Bobby Dixon had no standing to challenge the search of Mr. Wright’s truck, Dixon v. State, 327 Ark. 105 (1997), but Mr. Wright did. It should be pointed out that, while the Supreme Court in Maryland v. Wilson,_U.S._, 117 S.Ct. 882 (Feb. 19, 1997), approved ordering a passenger from a car, it did not go so far as to authorize a police officer to open a vehicle door in the circumstances presented there and here. Officer Casey testified he had no suspicion whatever that Mr. Dixon was committing a crime when he opened the door. It could thus be said that opening the door to the truck constituted a “search” without reasonable suspicion of criminal activity or probable cause to search.

In view of the apparent purpose of the officer to facilitate Mr. Dixon’s exit from the truck, after issuing a lawful order for him to do so, I am willing to apply the rule of Michigan v. Long, 463 U.S. 1032 (1983). The Supreme Court’s holding in that case, applied to the facts now before us, permitted Officer Casey, once he had a plain view of the pistol inside the truck, to conduct a “protective search” of the areas inside the vehicle. Fie was permitted to search the canvas bag, to which the occupants of the truck could have had immediate access upon re-entering the vehicle and which could have contained a weapon.

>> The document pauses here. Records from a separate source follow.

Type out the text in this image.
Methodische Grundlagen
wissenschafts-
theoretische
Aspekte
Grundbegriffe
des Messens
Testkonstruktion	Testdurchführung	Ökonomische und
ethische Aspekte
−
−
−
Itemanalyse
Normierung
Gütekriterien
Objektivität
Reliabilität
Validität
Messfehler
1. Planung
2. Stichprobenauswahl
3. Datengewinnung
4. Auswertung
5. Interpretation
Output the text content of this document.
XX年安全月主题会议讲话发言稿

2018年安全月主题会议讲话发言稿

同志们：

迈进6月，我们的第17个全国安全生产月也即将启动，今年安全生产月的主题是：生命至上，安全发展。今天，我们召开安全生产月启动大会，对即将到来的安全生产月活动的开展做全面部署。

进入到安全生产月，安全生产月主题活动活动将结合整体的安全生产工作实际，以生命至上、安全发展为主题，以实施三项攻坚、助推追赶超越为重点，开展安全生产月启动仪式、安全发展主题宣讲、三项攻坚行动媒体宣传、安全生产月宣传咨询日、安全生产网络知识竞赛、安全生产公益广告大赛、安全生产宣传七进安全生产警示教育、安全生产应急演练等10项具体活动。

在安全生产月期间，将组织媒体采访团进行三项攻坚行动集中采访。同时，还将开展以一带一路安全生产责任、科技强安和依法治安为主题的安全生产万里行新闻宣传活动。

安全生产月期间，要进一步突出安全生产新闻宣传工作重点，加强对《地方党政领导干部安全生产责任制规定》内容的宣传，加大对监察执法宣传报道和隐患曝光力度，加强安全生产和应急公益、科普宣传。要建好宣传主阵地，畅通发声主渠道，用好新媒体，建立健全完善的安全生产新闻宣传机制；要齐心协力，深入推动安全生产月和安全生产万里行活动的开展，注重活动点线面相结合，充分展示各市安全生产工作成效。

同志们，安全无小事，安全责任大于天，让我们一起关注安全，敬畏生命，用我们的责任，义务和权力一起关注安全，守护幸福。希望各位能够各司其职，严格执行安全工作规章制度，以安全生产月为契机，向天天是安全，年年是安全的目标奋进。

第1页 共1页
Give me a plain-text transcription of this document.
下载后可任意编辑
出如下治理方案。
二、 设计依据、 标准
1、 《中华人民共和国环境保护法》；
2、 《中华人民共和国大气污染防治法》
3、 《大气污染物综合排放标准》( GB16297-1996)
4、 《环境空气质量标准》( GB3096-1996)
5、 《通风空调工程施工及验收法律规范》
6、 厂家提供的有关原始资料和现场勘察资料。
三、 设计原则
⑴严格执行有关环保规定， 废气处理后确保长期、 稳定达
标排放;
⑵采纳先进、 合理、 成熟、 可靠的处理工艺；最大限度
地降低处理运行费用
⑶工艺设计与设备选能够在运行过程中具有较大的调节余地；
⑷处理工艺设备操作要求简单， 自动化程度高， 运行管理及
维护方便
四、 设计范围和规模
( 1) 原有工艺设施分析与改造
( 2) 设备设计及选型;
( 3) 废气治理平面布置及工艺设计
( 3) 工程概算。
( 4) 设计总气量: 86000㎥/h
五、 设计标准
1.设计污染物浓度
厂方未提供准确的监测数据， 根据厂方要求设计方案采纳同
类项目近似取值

The search that followed cannot be justified on the basis of suspicion of driving while intoxicated, due to the lack of any such suspicion. Officer Casey, however, after opening the vehicle door and viewing the beer can and the glass of whiskey, could well have had probable cause to believe that Mr. Wright was guilty of drinking in public and that the vehicle contained evidence of that crime.

At a suppression hearing, Officer Casey testified (as abstracted) that, after opening the door to the truck and seeing the open beer can handed to him by Mr. Dixon and seeing the glass of whiskey, Mr. Dixon “was under suspicion for alcoholic beverage open container in a vehicle under State Statute 5-71-212.”

The offense is defined in Ark. Code Ann. § 5-71-212(c) (Repl. 1993) as consumption of “any alcoholic beverages in any public place, on any highway, or street, or . . . upon any vehicle commonly used for transportation of passengers . . . .” As the officer had probable cause to believe that Mr. Wright’s truck, as well as the canvas bag, contained evidence that Mr. Wright and Mr. Dixon had violated the public drinking law, it was appropriate for the officer to search the truck and the bag and seize the items he discovered.

Although my reasons for affirmance vary somewhat from those of the majority, I concur in the result.